Strona:Józef Ignacy Kraszewski - Lublana T. 1.djvu/119

Ta strona została skorygowana.

Leszkowy gródek nad bystrą rzeką i błotami siedział w lasach. Warowny był tak, że gdy mu już niejeden raz zajeżdżano ziemie wszystkie, on się w nim trzymał, wycieczki z niego robił, i nieprzyjaciołom się nie dawał. Tysiąc ludzi mógł w jego wałach zamknąć i kilka miesięcy ich żywić z zapasu, który miał zawsze. Znaczną bardzo przestrzeń pagórka na wyniosłym brzegu obejmowały wały wysokie, niedostępne, zewsząd wodą oblane, która i zimą nigdy dobrze, dla ciepłych źródlisk, nie zamarzała. Wązka hać prowadziła na gród po moście, który łatwo było rozrzucić i postawić.
Ciągle wojując to z braćmi, to z sąsiadami, Leszek gródka swojego pilno strzegł, bo to było legowisko jego, w którem się czuł najbezpieczniejszym.
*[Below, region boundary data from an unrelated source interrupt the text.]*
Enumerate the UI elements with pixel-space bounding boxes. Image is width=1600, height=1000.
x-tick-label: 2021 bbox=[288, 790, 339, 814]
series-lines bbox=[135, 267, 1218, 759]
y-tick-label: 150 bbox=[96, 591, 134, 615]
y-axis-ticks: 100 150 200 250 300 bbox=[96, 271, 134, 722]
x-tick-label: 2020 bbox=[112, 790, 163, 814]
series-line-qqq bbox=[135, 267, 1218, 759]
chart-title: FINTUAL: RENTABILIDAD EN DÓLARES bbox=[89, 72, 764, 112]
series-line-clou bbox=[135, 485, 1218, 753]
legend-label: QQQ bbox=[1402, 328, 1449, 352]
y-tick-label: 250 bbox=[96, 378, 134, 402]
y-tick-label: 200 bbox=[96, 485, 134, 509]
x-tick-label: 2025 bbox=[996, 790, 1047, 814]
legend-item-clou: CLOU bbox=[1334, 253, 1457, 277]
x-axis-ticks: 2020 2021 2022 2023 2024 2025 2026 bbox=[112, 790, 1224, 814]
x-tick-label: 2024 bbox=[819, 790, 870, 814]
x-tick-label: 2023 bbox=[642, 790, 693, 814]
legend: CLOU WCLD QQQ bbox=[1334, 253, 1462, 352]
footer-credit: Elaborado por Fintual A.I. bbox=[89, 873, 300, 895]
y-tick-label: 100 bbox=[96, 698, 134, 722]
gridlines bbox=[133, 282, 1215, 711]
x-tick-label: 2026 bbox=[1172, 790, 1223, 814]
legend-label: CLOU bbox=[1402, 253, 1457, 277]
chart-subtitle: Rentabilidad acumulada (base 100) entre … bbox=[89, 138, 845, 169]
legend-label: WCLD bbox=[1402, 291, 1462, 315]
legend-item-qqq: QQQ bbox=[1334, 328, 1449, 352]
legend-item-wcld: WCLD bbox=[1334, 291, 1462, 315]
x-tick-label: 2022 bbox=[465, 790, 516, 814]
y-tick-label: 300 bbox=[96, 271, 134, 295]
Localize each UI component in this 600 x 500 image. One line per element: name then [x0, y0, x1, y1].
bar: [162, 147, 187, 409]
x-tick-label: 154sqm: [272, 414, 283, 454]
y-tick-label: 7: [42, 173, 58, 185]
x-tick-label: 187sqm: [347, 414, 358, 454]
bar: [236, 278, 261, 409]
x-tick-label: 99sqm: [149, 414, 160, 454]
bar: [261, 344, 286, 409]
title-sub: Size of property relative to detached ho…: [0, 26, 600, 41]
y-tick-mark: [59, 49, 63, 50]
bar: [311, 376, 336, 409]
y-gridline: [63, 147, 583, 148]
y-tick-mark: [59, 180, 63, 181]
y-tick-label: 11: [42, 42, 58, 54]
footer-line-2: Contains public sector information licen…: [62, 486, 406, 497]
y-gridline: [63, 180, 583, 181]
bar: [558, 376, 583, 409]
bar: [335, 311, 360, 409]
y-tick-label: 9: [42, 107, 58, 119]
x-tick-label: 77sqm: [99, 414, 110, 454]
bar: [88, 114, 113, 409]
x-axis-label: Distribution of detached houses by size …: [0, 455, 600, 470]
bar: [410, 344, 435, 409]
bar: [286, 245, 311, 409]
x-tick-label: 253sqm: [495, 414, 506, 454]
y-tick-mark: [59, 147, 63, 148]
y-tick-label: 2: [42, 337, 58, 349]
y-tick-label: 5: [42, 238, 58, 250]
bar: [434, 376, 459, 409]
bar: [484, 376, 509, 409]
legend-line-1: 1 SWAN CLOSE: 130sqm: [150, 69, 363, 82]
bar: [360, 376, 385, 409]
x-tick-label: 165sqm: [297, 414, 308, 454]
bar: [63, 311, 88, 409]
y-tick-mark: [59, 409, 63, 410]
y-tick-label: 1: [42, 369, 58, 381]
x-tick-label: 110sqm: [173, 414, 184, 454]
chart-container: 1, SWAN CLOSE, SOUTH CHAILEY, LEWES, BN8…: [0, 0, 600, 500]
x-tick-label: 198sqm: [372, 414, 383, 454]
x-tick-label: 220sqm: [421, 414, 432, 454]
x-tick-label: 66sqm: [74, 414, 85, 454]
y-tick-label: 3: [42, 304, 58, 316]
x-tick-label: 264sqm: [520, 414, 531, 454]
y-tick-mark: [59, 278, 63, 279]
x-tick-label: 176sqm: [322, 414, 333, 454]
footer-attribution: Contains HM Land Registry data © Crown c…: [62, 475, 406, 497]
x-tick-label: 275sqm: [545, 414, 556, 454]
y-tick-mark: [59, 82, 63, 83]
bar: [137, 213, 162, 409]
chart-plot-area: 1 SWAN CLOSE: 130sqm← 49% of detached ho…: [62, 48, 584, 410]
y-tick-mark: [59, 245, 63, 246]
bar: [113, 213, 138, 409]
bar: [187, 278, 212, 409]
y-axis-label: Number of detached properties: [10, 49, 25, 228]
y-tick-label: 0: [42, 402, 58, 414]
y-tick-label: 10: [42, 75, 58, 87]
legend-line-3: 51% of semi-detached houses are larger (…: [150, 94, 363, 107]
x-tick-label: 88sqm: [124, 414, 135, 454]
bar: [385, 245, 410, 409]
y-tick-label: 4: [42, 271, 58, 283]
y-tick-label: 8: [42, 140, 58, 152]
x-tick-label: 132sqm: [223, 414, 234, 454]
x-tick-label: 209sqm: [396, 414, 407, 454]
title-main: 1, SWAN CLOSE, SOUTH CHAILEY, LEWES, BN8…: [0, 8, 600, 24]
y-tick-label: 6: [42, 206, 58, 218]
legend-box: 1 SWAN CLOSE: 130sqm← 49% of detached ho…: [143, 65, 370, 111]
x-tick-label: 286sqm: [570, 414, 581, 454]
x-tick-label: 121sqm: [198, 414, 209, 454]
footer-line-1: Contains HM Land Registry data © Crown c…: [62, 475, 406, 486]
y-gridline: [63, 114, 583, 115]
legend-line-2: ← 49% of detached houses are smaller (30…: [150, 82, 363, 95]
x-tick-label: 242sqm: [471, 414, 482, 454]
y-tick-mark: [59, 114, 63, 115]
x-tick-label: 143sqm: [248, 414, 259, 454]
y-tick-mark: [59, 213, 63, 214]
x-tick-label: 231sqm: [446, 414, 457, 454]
Latem i zimą ludzi nie rozpuszczał nigdy, a wrota nie stały otworem, choć ze wszystkiemi w pokoju był; podejrzywał każdego, nie wierzył nikomu. Podstarzały już, choć żon miał wiele i córek z nich dosyć, syna się nie doczekał żadnego, a choć baby różne na to wymyślały leki, nie pomagało nic.